Rowhouse Chicago - Circling the Wagons

In the 1960s and 70s many rowhouse designs in Chicago began to incorporate solid walls and barriers in front of the home.  Traditionally rowhouses had addressed the street with small setbacks and a generous stoop, allowing residents the opportunity to participate in neighborhood street life.

515-529 W. Dickens, 1964.  Tigerman and Koglin.

But now many turned away from the street, setting the structure further back on the lot and privatizing the front yard. The designs themselves also become more defensive--  in some cases almost bunker-like, as if they were intended to occupy the neighborhood by force.   These designs were most common in areas undergoing urban renewal, and convey some of the racial and economic anxiety that must have been felt at the time.  My examples here are from the Mid-North and Old Town neighborhoods, where they often replaced older building types.
515 W. Belden, 1967.  Anderson and Battles.
At the same time this was a very creative time for rowhouse design, with an emphasis on geometry and massing that utilized traditional as well as new ornamental materials. There was also some notable strides in site planning, often using several lots to create rowhouse arrangements with shared common spaces. 

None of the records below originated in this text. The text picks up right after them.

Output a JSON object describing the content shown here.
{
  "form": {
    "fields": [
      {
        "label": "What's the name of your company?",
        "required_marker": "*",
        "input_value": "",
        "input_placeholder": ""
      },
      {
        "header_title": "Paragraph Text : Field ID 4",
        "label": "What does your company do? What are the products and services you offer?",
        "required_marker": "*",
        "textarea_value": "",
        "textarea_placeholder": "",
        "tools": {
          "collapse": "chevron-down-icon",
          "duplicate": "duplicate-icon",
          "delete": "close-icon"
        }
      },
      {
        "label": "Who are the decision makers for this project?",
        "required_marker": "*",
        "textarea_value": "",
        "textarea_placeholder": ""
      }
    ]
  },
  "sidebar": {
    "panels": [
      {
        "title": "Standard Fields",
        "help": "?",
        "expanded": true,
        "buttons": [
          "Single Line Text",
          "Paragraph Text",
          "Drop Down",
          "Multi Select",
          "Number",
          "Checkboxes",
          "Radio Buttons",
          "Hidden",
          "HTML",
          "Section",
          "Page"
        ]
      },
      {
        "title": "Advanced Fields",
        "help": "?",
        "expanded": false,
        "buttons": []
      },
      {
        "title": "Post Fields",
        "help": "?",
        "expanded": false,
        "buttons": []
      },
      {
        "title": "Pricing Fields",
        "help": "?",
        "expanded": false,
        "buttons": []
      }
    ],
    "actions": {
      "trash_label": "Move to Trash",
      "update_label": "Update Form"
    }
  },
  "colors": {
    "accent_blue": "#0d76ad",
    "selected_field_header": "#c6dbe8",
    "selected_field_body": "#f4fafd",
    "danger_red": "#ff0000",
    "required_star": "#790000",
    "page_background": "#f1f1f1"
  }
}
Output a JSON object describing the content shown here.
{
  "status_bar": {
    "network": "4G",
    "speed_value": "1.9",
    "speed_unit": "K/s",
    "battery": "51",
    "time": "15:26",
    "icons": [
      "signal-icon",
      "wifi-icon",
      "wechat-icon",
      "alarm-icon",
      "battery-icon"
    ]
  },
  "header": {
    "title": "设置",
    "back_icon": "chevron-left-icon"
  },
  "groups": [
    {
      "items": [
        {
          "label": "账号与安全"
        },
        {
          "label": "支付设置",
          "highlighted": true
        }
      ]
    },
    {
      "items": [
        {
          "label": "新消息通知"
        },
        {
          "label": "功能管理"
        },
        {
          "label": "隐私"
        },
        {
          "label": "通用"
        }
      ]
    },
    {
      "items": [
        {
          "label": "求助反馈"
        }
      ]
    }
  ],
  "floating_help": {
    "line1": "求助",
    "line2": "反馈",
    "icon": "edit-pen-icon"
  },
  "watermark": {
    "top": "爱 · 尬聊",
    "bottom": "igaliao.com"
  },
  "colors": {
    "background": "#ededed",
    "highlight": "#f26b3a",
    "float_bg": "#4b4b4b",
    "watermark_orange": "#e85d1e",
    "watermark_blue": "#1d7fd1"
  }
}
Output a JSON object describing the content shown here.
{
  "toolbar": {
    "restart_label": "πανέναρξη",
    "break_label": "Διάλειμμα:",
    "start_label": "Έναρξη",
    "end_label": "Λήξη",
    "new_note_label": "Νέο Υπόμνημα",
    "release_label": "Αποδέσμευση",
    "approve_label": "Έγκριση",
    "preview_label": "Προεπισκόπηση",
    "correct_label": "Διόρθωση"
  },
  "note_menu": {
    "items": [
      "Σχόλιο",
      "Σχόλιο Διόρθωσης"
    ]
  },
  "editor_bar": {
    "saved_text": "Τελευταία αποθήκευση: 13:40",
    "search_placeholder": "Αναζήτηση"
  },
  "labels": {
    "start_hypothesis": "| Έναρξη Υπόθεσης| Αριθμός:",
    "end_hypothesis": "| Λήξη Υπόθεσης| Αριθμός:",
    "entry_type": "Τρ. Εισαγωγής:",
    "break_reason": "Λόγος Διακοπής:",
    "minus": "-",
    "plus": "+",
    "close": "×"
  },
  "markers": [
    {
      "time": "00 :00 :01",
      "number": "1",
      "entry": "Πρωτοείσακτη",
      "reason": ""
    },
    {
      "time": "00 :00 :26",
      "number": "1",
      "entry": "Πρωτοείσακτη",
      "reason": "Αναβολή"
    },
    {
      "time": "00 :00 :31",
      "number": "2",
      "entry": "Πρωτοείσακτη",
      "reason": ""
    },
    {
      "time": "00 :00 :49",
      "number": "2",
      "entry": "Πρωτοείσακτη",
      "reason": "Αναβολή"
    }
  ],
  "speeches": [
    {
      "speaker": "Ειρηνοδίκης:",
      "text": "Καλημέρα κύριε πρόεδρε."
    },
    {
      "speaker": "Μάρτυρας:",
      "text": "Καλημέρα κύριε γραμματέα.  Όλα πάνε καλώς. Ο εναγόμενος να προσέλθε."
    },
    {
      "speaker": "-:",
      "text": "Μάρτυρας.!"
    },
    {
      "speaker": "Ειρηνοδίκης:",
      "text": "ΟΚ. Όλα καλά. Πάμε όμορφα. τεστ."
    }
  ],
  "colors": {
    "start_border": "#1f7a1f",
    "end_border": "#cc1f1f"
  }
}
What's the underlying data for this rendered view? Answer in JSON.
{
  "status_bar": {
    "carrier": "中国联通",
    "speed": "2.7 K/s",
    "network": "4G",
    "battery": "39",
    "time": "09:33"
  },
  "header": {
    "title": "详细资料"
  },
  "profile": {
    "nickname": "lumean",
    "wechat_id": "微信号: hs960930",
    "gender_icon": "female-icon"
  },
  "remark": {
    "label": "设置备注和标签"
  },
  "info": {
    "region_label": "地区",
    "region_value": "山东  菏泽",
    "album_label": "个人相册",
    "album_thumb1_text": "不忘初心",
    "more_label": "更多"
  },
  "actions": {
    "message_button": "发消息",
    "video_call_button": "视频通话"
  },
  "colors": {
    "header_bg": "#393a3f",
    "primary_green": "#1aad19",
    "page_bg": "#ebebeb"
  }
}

1415-1425 N. Sandburg Terrace, 1972.  Component of Sandburg Village.
In the case of Sandburg Village the rowhouse components were part of a larger plan incorporating a variety of building types and sizes.  Rowhouses were one way to connect the new development with existing buildings at the periphery utilizing a similar scale.

1515 W. Belden, 1970.  Booth and Nagle.
This generation of rowhouses also addressed the needs of cars, often through clustered parking or even below-grade parking structures.  In some cases the occupant could step from their car right into their townhouse, without having to experience any of the intervening space.